You CANNOT have 2 DHCP servers on the same network serving into the same address space. that’s arecipe for disaster.
BUT, the one DHCP server you do need does NOT have to be continuously available.
DHCP operates on a lease basis, where when a machine first boots without an address it broadcasts a request for any server to give it one. When it gets an address it also gets a lease expiration or drop dead time. The client machinewill use that given IP address until that time, even if the client is rebooted in the meantime. So it does NOT need to renew the address with the DHCP server every time it boots up, nor very often.

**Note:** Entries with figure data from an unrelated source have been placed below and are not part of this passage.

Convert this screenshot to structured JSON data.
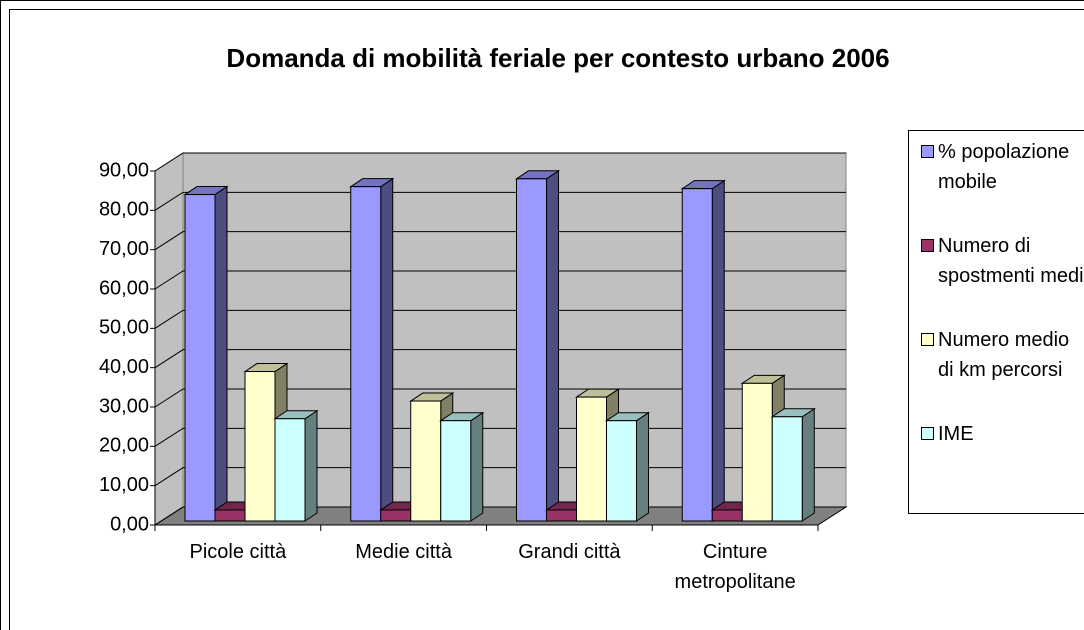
{
  "chart_data": {
    "type": "bar3d",
    "title": "Domanda di mobilità feriale per contesto urbano 2006",
    "categories": [
      "Picole città",
      "Medie città",
      "Grandi città",
      "Cinture metropolitane"
    ],
    "series": [
      {
        "name": "% popolazione mobile",
        "color": "#9999ff",
        "values": [
          83,
          85,
          87,
          84.5
        ]
      },
      {
        "name": "Numero di spostmenti medi",
        "color": "#993366",
        "values": [
          2.8,
          2.8,
          2.8,
          2.8
        ]
      },
      {
        "name": "Numero medio di km percorsi",
        "color": "#ffffcc",
        "values": [
          38,
          30.5,
          31.5,
          35
        ]
      },
      {
        "name": "IME",
        "color": "#ccffff",
        "values": [
          26,
          25.5,
          25.5,
          26.5
        ]
      }
    ],
    "ylim": [
      0,
      90
    ],
    "yticks": [
      {
        "value": 0,
        "label": "0,00"
      },
      {
        "value": 10,
        "label": "10,00"
      },
      {
        "value": 20,
        "label": "20,00"
      },
      {
        "value": 30,
        "label": "30,00"
      },
      {
        "value": 40,
        "label": "40,00"
      },
      {
        "value": 50,
        "label": "50,00"
      },
      {
        "value": 60,
        "label": "60,00"
      },
      {
        "value": 70,
        "label": "70,00"
      },
      {
        "value": 80,
        "label": "80,00"
      },
      {
        "value": 90,
        "label": "90,00"
      }
    ],
    "grid": true,
    "legend": "right"
  }
}
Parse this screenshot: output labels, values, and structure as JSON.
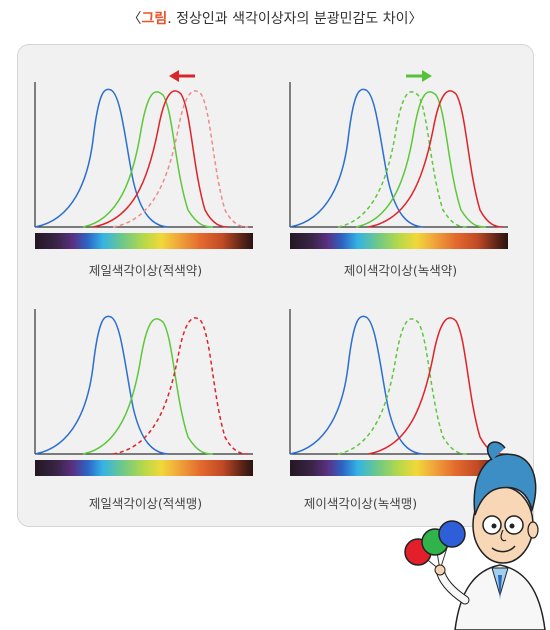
{
  "caption": {
    "bracket_open": "〈",
    "label": "그림",
    "separator": ".",
    "text": " 정상인과 색각이상자의 분광민감도 차이",
    "bracket_close": "〉"
  },
  "colors": {
    "blue": "#2b6fd0",
    "green": "#5cc83a",
    "red": "#e0232a",
    "red_dashed": "#f08a8a",
    "green_dashed": "#5cc83a",
    "arrow_red": "#d9252a",
    "arrow_green": "#55c23a",
    "accent": "#e8542a"
  },
  "panels": [
    {
      "label": "제일색각이상(적색약)",
      "arrow": "left-red"
    },
    {
      "label": "제이색각이상(녹색약)",
      "arrow": "right-green"
    },
    {
      "label": "제일색각이상(적색맹)",
      "arrow": "none"
    },
    {
      "label": "제이색각이상(녹색맹)",
      "arrow": "none"
    }
  ],
  "icons": {
    "arrow_left": "arrow-left-icon",
    "arrow_right": "arrow-right-icon",
    "mascot": "doctor-mascot"
  }
}
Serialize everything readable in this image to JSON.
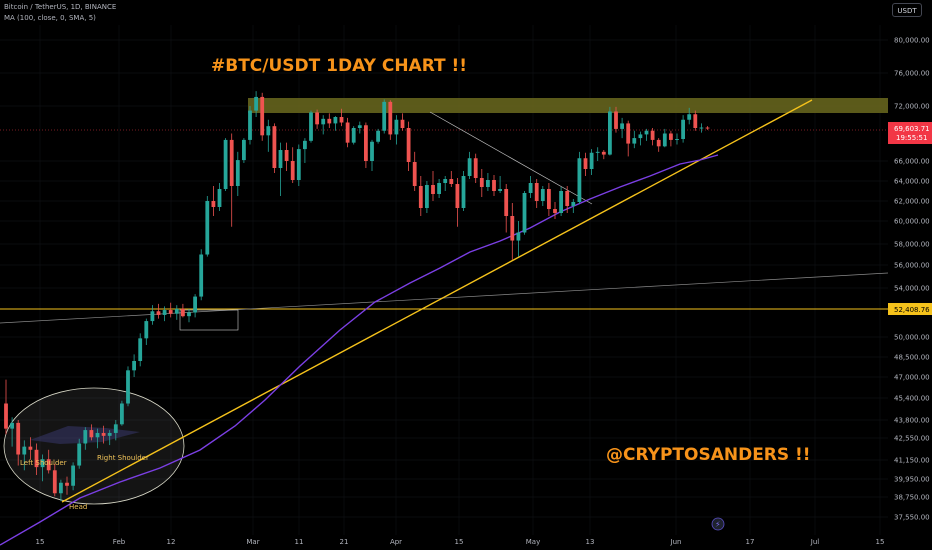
{
  "header": {
    "symbol_line": "Bitcoin / TetherUS, 1D, BINANCE",
    "indicator_line": "MA (100, close, 0, SMA, 5)",
    "currency_button": "USDT"
  },
  "annotations": {
    "title": "#BTC/USDT 1DAY CHART !!",
    "handle": "@CRYPTOSANDERS !!",
    "left_shoulder": "Left Shoulder",
    "right_shoulder": "Right Shoulder",
    "head": "Head"
  },
  "colors": {
    "background": "#000000",
    "up_candle": "#26a69a",
    "down_candle": "#ef5350",
    "ma_line": "#7b3fe4",
    "trendline": "#f5c21b",
    "orange_text": "#f7931a",
    "zone_fill": "#6b6a1e",
    "price_badge_red": "#f23645",
    "support_badge": "#f5c21b"
  },
  "chart_data": {
    "type": "candlestick",
    "y_ticks": [
      "80,000.00",
      "76,000.00",
      "72,000.00",
      "66,000.00",
      "64,000.00",
      "62,000.00",
      "60,000.00",
      "58,000.00",
      "56,000.00",
      "54,000.00",
      "50,000.00",
      "48,500.00",
      "47,000.00",
      "45,400.00",
      "43,800.00",
      "42,550.00",
      "41,150.00",
      "39,950.00",
      "38,750.00",
      "37,550.00"
    ],
    "x_ticks": [
      "15",
      "Feb",
      "12",
      "Mar",
      "11",
      "21",
      "Apr",
      "15",
      "May",
      "13",
      "Jun",
      "17",
      "Jul",
      "15"
    ],
    "current_price": "69,603.71",
    "countdown": "19:55:51",
    "support_price": "52,408.76",
    "resistance_zone": [
      70500,
      72800
    ],
    "ma_label": "MA 100",
    "candles": [
      [
        45000,
        46800,
        42800,
        43200
      ],
      [
        43200,
        44000,
        42000,
        43600
      ],
      [
        43600,
        43800,
        40800,
        41500
      ],
      [
        41500,
        42400,
        40500,
        42000
      ],
      [
        42000,
        42600,
        41200,
        41800
      ],
      [
        41800,
        42200,
        40200,
        40700
      ],
      [
        40700,
        41500,
        39800,
        41200
      ],
      [
        41200,
        41800,
        40300,
        40500
      ],
      [
        40500,
        40900,
        38800,
        39000
      ],
      [
        39000,
        39900,
        38500,
        39700
      ],
      [
        39700,
        40100,
        38900,
        39500
      ],
      [
        39500,
        41000,
        39200,
        40800
      ],
      [
        40800,
        42500,
        40600,
        42200
      ],
      [
        42200,
        43300,
        41800,
        43100
      ],
      [
        43100,
        43500,
        42400,
        42600
      ],
      [
        42600,
        43200,
        41900,
        42900
      ],
      [
        42900,
        43400,
        42200,
        42700
      ],
      [
        42700,
        43100,
        42100,
        42900
      ],
      [
        42900,
        43800,
        42400,
        43500
      ],
      [
        43500,
        45200,
        43400,
        45000
      ],
      [
        45000,
        47800,
        44800,
        47500
      ],
      [
        47500,
        48700,
        47000,
        48200
      ],
      [
        48200,
        50300,
        47800,
        49900
      ],
      [
        49900,
        51500,
        49400,
        51300
      ],
      [
        51300,
        52600,
        51000,
        52100
      ],
      [
        52100,
        52700,
        51500,
        51800
      ],
      [
        51800,
        52500,
        51300,
        52200
      ],
      [
        52200,
        52800,
        51600,
        51900
      ],
      [
        51900,
        52600,
        51400,
        52300
      ],
      [
        52300,
        52700,
        51600,
        51700
      ],
      [
        51700,
        52300,
        51200,
        52000
      ],
      [
        52000,
        53500,
        51600,
        53300
      ],
      [
        53300,
        57500,
        53000,
        57000
      ],
      [
        57000,
        62500,
        56800,
        62000
      ],
      [
        62000,
        63500,
        60500,
        61400
      ],
      [
        61400,
        63800,
        61000,
        63200
      ],
      [
        63200,
        68500,
        63000,
        68300
      ],
      [
        68300,
        69000,
        59500,
        63500
      ],
      [
        63500,
        67000,
        62500,
        66100
      ],
      [
        66100,
        68500,
        65800,
        68300
      ],
      [
        68300,
        72000,
        67800,
        71500
      ],
      [
        71500,
        73800,
        70800,
        73100
      ],
      [
        73100,
        73600,
        68200,
        68800
      ],
      [
        68800,
        70500,
        67000,
        69800
      ],
      [
        69800,
        70100,
        64800,
        65300
      ],
      [
        65300,
        68000,
        62500,
        67200
      ],
      [
        67200,
        68000,
        65000,
        66000
      ],
      [
        66000,
        67500,
        63800,
        64100
      ],
      [
        64100,
        67800,
        63500,
        67300
      ],
      [
        67300,
        68500,
        65800,
        68200
      ],
      [
        68200,
        71500,
        68000,
        71300
      ],
      [
        71300,
        71600,
        69500,
        70000
      ],
      [
        70000,
        71000,
        68900,
        70600
      ],
      [
        70600,
        71200,
        69600,
        70100
      ],
      [
        70100,
        70900,
        69300,
        70800
      ],
      [
        70800,
        71700,
        69800,
        70200
      ],
      [
        70200,
        70700,
        67500,
        68000
      ],
      [
        68000,
        69800,
        67800,
        69600
      ],
      [
        69600,
        70300,
        69000,
        69900
      ],
      [
        69900,
        70200,
        65300,
        66000
      ],
      [
        66000,
        68300,
        65000,
        68100
      ],
      [
        68100,
        69500,
        67900,
        69300
      ],
      [
        69300,
        72800,
        69000,
        72500
      ],
      [
        72500,
        72700,
        68300,
        68900
      ],
      [
        68900,
        71000,
        67800,
        70500
      ],
      [
        70500,
        71200,
        69300,
        69600
      ],
      [
        69600,
        70300,
        65000,
        65900
      ],
      [
        65900,
        67000,
        63000,
        63500
      ],
      [
        63500,
        64500,
        60500,
        61300
      ],
      [
        61300,
        64000,
        60800,
        63600
      ],
      [
        63600,
        65000,
        62000,
        62700
      ],
      [
        62700,
        64200,
        62300,
        63800
      ],
      [
        63800,
        64500,
        63000,
        64200
      ],
      [
        64200,
        65000,
        63400,
        63700
      ],
      [
        63700,
        64300,
        59500,
        61300
      ],
      [
        61300,
        65000,
        61000,
        64500
      ],
      [
        64500,
        67000,
        64200,
        66300
      ],
      [
        66300,
        66800,
        63800,
        64300
      ],
      [
        64300,
        65200,
        62400,
        63400
      ],
      [
        63400,
        64800,
        63000,
        64100
      ],
      [
        64100,
        64600,
        62500,
        63000
      ],
      [
        63000,
        64500,
        62800,
        63200
      ],
      [
        63200,
        63700,
        59000,
        60500
      ],
      [
        60500,
        61800,
        56500,
        58300
      ],
      [
        58300,
        60000,
        56800,
        59000
      ],
      [
        59000,
        63000,
        58800,
        62800
      ],
      [
        62800,
        64500,
        62300,
        63800
      ],
      [
        63800,
        64200,
        61300,
        62000
      ],
      [
        62000,
        63500,
        61500,
        63200
      ],
      [
        63200,
        63800,
        60500,
        61200
      ],
      [
        61200,
        61900,
        60200,
        60800
      ],
      [
        60800,
        63400,
        60500,
        63000
      ],
      [
        63000,
        63500,
        60800,
        61500
      ],
      [
        61500,
        62200,
        60800,
        61900
      ],
      [
        61900,
        67000,
        61700,
        66300
      ],
      [
        66300,
        66900,
        64500,
        65200
      ],
      [
        65200,
        67300,
        64600,
        66900
      ],
      [
        66900,
        67500,
        66000,
        67000
      ],
      [
        67000,
        67200,
        66200,
        66700
      ],
      [
        66700,
        71900,
        66600,
        71400
      ],
      [
        71400,
        71900,
        69100,
        69500
      ],
      [
        69500,
        70700,
        68500,
        70100
      ],
      [
        70100,
        70400,
        66500,
        67900
      ],
      [
        67900,
        69300,
        67400,
        68500
      ],
      [
        68500,
        69200,
        67700,
        68900
      ],
      [
        68900,
        69500,
        68200,
        69300
      ],
      [
        69300,
        69600,
        67700,
        68300
      ],
      [
        68300,
        68500,
        67000,
        67600
      ],
      [
        67600,
        69500,
        67500,
        69000
      ],
      [
        69000,
        69300,
        67600,
        68300
      ],
      [
        68300,
        69000,
        67800,
        68400
      ],
      [
        68400,
        71000,
        68000,
        70500
      ],
      [
        70500,
        71800,
        70000,
        71100
      ],
      [
        71100,
        71500,
        69300,
        69600
      ],
      [
        69600,
        70100,
        69100,
        69650
      ],
      [
        69650,
        69800,
        69400,
        69603
      ]
    ]
  }
}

Once it gets halfway through the life of the lease, the client will start trying to renew the lease.
Finally, if the lease expires, the machine will continue to use the address it was given, whiel searching for somebody / anybody to give it a new lease.
For a home network with very little day to day change in the roster of machines, you can run for a long time without any DHCP server at, once you’vve had one working to give everyone their initial lease.
On my home network I use a DLink 704 firewall/router wich does DHCP serving. The lease duration is not configurable, but is apparently 41 days.
To see the lease duration of your current DHCP server, open up a command window & type >ipconfig /all. The last two lines give you the timestamps for lease obtained and lease expired, and you can subtract to see the duration.
Bottom line, as long as your DHCP server is available more often than 1/2 it’s lease duration you’re fine. And you DON’T want two DHCP servers on a network simultaneosly, or taking turns. Backup DHCP servers are common in commercial environments, but they’re software systems that are talking to each other to stay in sync. Two hardware devices from different manufacturers taking uncoordinated turns at being the sole DHCP server would be BAD.